The show gets additional zing from “Dharma & Greg” veteran Susan Sullivan, romping through her scenes as Rick’s madcap actress mom, Martha Rodgers.

“Susan kind of blows in and out of episodes,” Fillion says. “She comes in like a hurricane, does her bit and mixes things up and then blows out again. What is so great about her scenes is that Susan is an actress who just truly understands comedy. Her comedic instincts are phenomenal, so you really get the impression that Martha Rodgers has a life before she arrives into the scene and she has one after she blows out of it. You just get the very real sense that she’s part of a real world that we’re just getting little tastes of.

“One of the things I love most is you get the distinct idea that Castle has a mother who is not very maternal, and yet he has a daughter who is. Rick mothers his mother and is mothered by his daughter.”

Yet at the core of “Castle” is the prickly relationship between Rick and Kate, and series creator Andrew Marlowe insists that he and fellow executive producer Rob Bowman are in no rush to turn up the romantic heat between these two characters.

“(Rick) is looking for a new main character … and (Kate) becomes his muse, the new character for his next best-selling set of novels, so he pulls some strings to allow himself to become her unofficial partner on cases,” Marlowe says. “Castle approaches the investigation from the point of view of ‘What is the story?’ So he brings in a storytelling point of view, whereas Beckett, who is a good cop, is all about the evidence. You have the two of them investigating the crime from different points of view, and their styles and their personalities clash, and that’s where the sparks fly.”

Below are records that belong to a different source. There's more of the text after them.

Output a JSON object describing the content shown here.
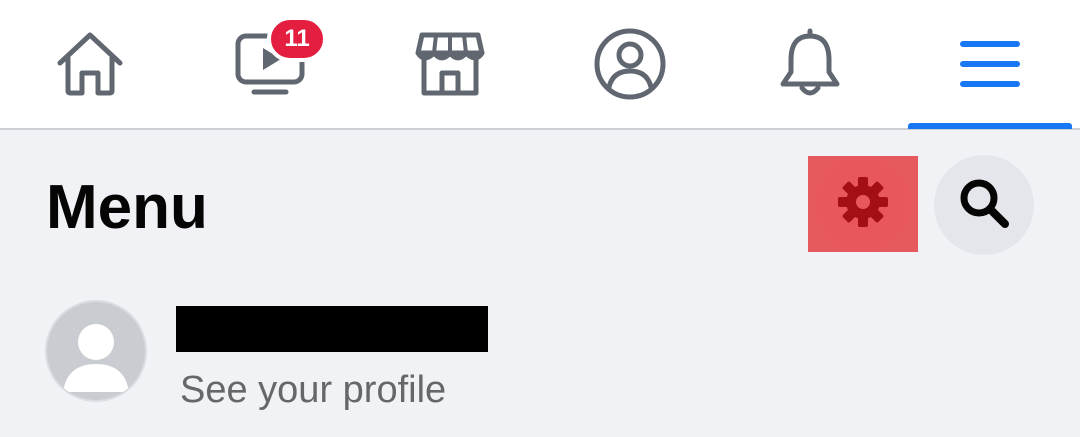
{
  "nav": {
    "items": [
      {
        "id": "home",
        "icon": "home-icon"
      },
      {
        "id": "watch",
        "icon": "video-icon",
        "badge": "11"
      },
      {
        "id": "marketplace",
        "icon": "storefront-icon"
      },
      {
        "id": "profile",
        "icon": "user-circle-icon"
      },
      {
        "id": "notifications",
        "icon": "bell-icon"
      },
      {
        "id": "menu",
        "icon": "hamburger-menu-icon",
        "active": true
      }
    ],
    "active_color": "#1877f2",
    "badge_color": "#e41e3f",
    "icon_color": "#606770"
  },
  "menu": {
    "title": "Menu",
    "actions": [
      {
        "id": "settings",
        "icon": "gear-icon",
        "highlighted": true
      },
      {
        "id": "search",
        "icon": "search-icon"
      }
    ],
    "profile": {
      "subtitle": "See your profile"
    }
  }
}
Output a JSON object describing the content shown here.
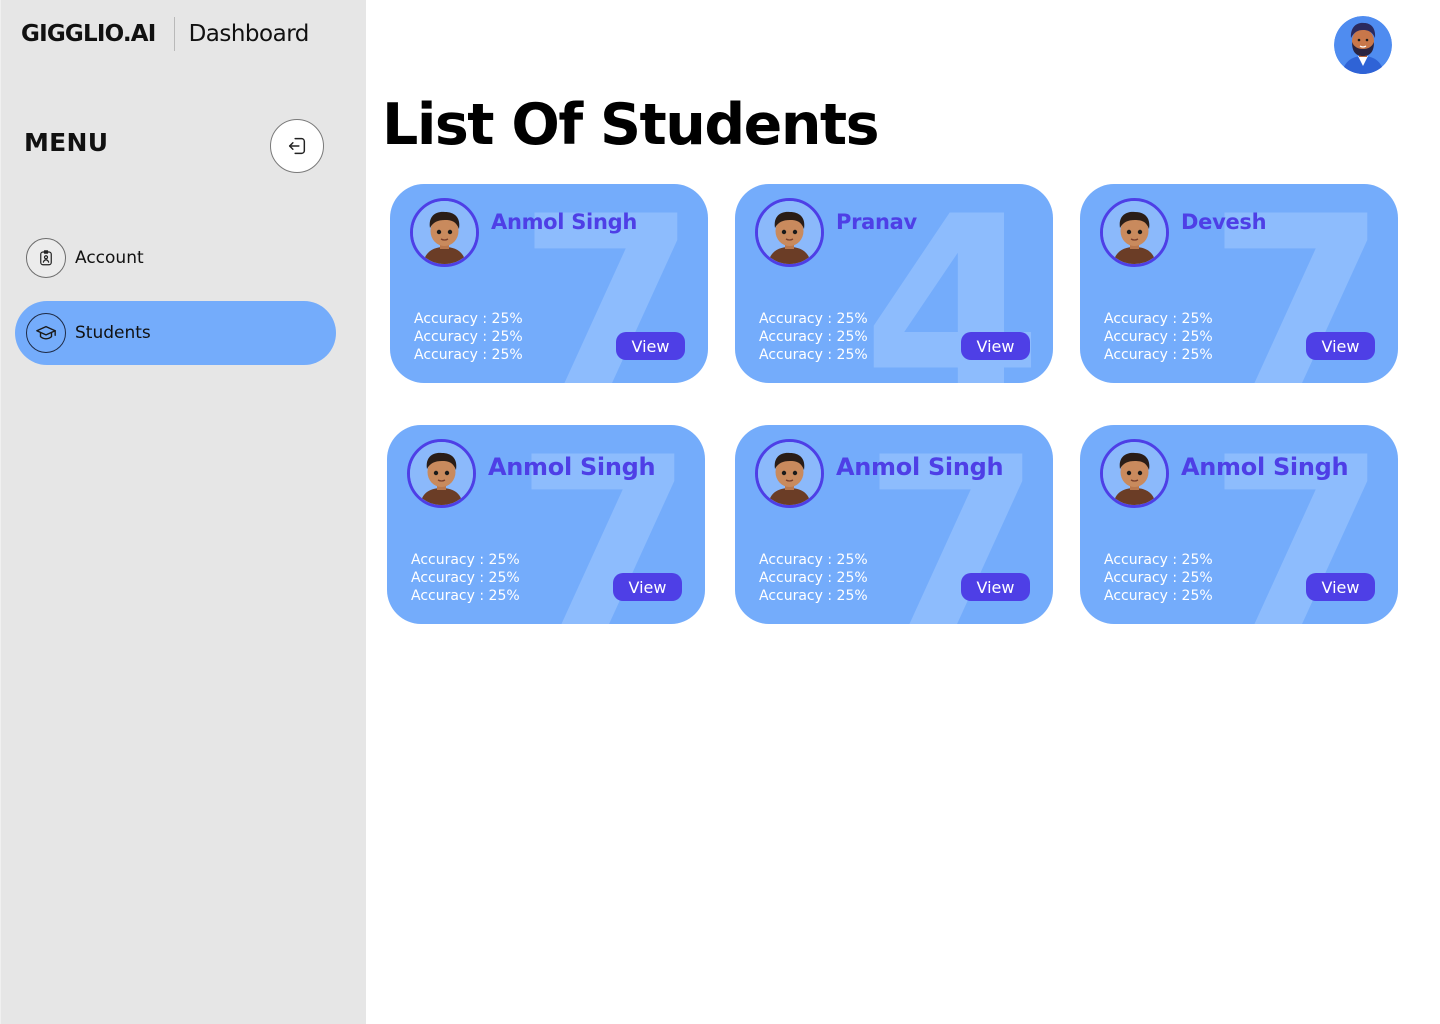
{
  "brand": {
    "logo": "GIGGLIO.AI",
    "section": "Dashboard"
  },
  "sidebar": {
    "menu_title": "MENU",
    "items": [
      {
        "label": "Account",
        "icon": "id-badge-icon",
        "active": false
      },
      {
        "label": "Students",
        "icon": "graduation-cap-icon",
        "active": true
      }
    ]
  },
  "main": {
    "title": "List Of Students",
    "students": [
      {
        "name": "Anmol Singh",
        "bg_digit": "7",
        "stats": [
          "Accuracy : 25%",
          "Accuracy : 25%",
          "Accuracy : 25%"
        ],
        "view_label": "View"
      },
      {
        "name": "Pranav",
        "bg_digit": "4",
        "stats": [
          "Accuracy : 25%",
          "Accuracy : 25%",
          "Accuracy : 25%"
        ],
        "view_label": "View"
      },
      {
        "name": "Devesh",
        "bg_digit": "7",
        "stats": [
          "Accuracy : 25%",
          "Accuracy : 25%",
          "Accuracy : 25%"
        ],
        "view_label": "View"
      },
      {
        "name": "Anmol Singh",
        "bg_digit": "7",
        "stats": [
          "Accuracy : 25%",
          "Accuracy : 25%",
          "Accuracy : 25%"
        ],
        "view_label": "View"
      },
      {
        "name": "Anmol Singh",
        "bg_digit": "7",
        "stats": [
          "Accuracy : 25%",
          "Accuracy : 25%",
          "Accuracy : 25%"
        ],
        "view_label": "View"
      },
      {
        "name": "Anmol Singh",
        "bg_digit": "7",
        "stats": [
          "Accuracy : 25%",
          "Accuracy : 25%",
          "Accuracy : 25%"
        ],
        "view_label": "View"
      }
    ]
  },
  "colors": {
    "sidebar_bg": "#e6e6e6",
    "accent_blue": "#74acfb",
    "brand_purple": "#4e3fe6",
    "card_digit": "#8dbcfd"
  }
}
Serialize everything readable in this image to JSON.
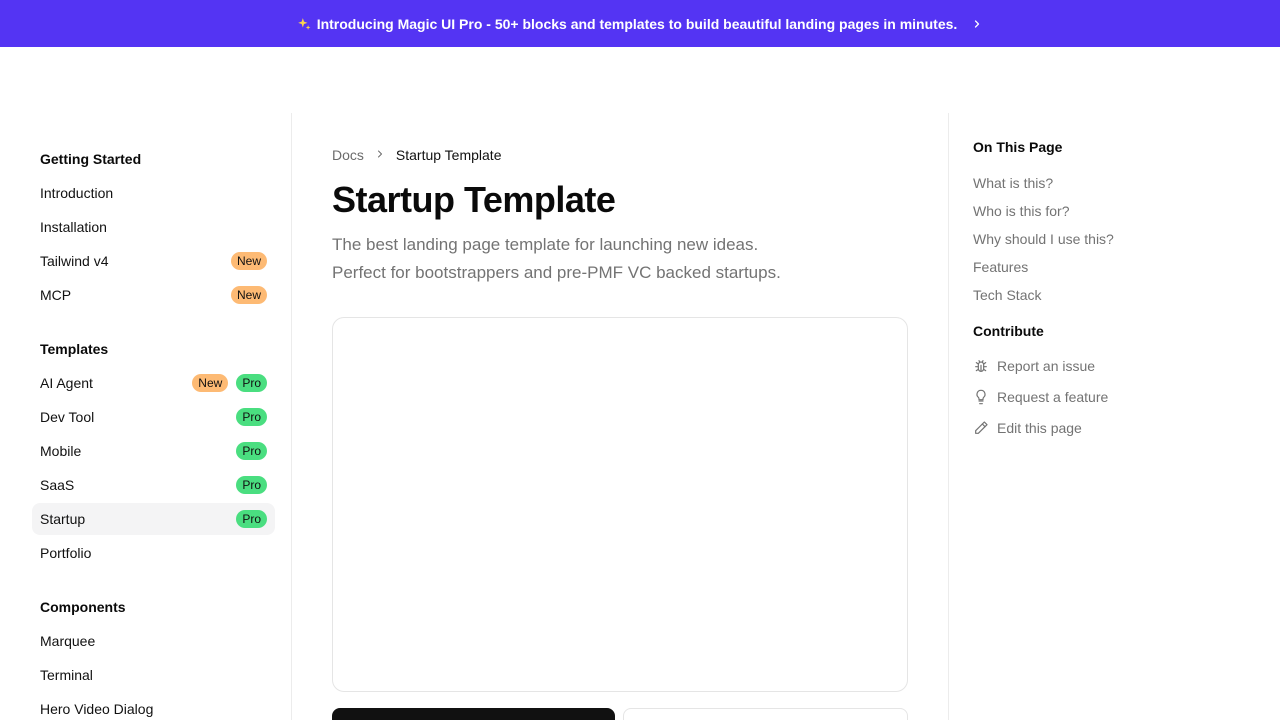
{
  "banner": {
    "text": "Introducing Magic UI Pro - 50+ blocks and templates to build beautiful landing pages in minutes.",
    "icon": "sparkles-icon",
    "chevron": "›"
  },
  "sidebar": {
    "sections": [
      {
        "title": "Getting Started",
        "items": [
          {
            "label": "Introduction",
            "badges": []
          },
          {
            "label": "Installation",
            "badges": []
          },
          {
            "label": "Tailwind v4",
            "badges": [
              "New"
            ]
          },
          {
            "label": "MCP",
            "badges": [
              "New"
            ]
          }
        ]
      },
      {
        "title": "Templates",
        "items": [
          {
            "label": "AI Agent",
            "badges": [
              "New",
              "Pro"
            ]
          },
          {
            "label": "Dev Tool",
            "badges": [
              "Pro"
            ]
          },
          {
            "label": "Mobile",
            "badges": [
              "Pro"
            ]
          },
          {
            "label": "SaaS",
            "badges": [
              "Pro"
            ]
          },
          {
            "label": "Startup",
            "badges": [
              "Pro"
            ],
            "active": true
          },
          {
            "label": "Portfolio",
            "badges": []
          }
        ]
      },
      {
        "title": "Components",
        "items": [
          {
            "label": "Marquee",
            "badges": []
          },
          {
            "label": "Terminal",
            "badges": []
          },
          {
            "label": "Hero Video Dialog",
            "badges": []
          }
        ]
      }
    ]
  },
  "main": {
    "breadcrumb": {
      "root": "Docs",
      "separator": "›",
      "current": "Startup Template"
    },
    "title": "Startup Template",
    "description_line1": "The best landing page template for launching new ideas.",
    "description_line2": "Perfect for bootstrappers and pre-PMF VC backed startups."
  },
  "toc": {
    "heading": "On This Page",
    "links": [
      "What is this?",
      "Who is this for?",
      "Why should I use this?",
      "Features",
      "Tech Stack"
    ],
    "contribute_heading": "Contribute",
    "contribute_links": [
      {
        "label": "Report an issue",
        "icon": "bug-icon"
      },
      {
        "label": "Request a feature",
        "icon": "lightbulb-icon"
      },
      {
        "label": "Edit this page",
        "icon": "pencil-icon"
      }
    ]
  },
  "colors": {
    "banner_bg": "#5434f3",
    "badge_new": "#fdba74",
    "badge_pro": "#4ade80",
    "primary_button": "#111111"
  }
}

“I think what you’re really asking is: ‘Are they going to blow it early?’ ” Fillion says. “No, I don’t think they’re going to do that. I think you’re going to be very happy and very comfortable with the pace at which they do things. I think we all learned a valuable lesson from ‘Moonlighting,’ in that once (David and Maddie) got together, that show was over. Here, you have two people who are very attracted to each other and have a real interest in each other, but at the same time they are diametrically opposed (to each other) in a lot of different ways that are going to keep them separated.”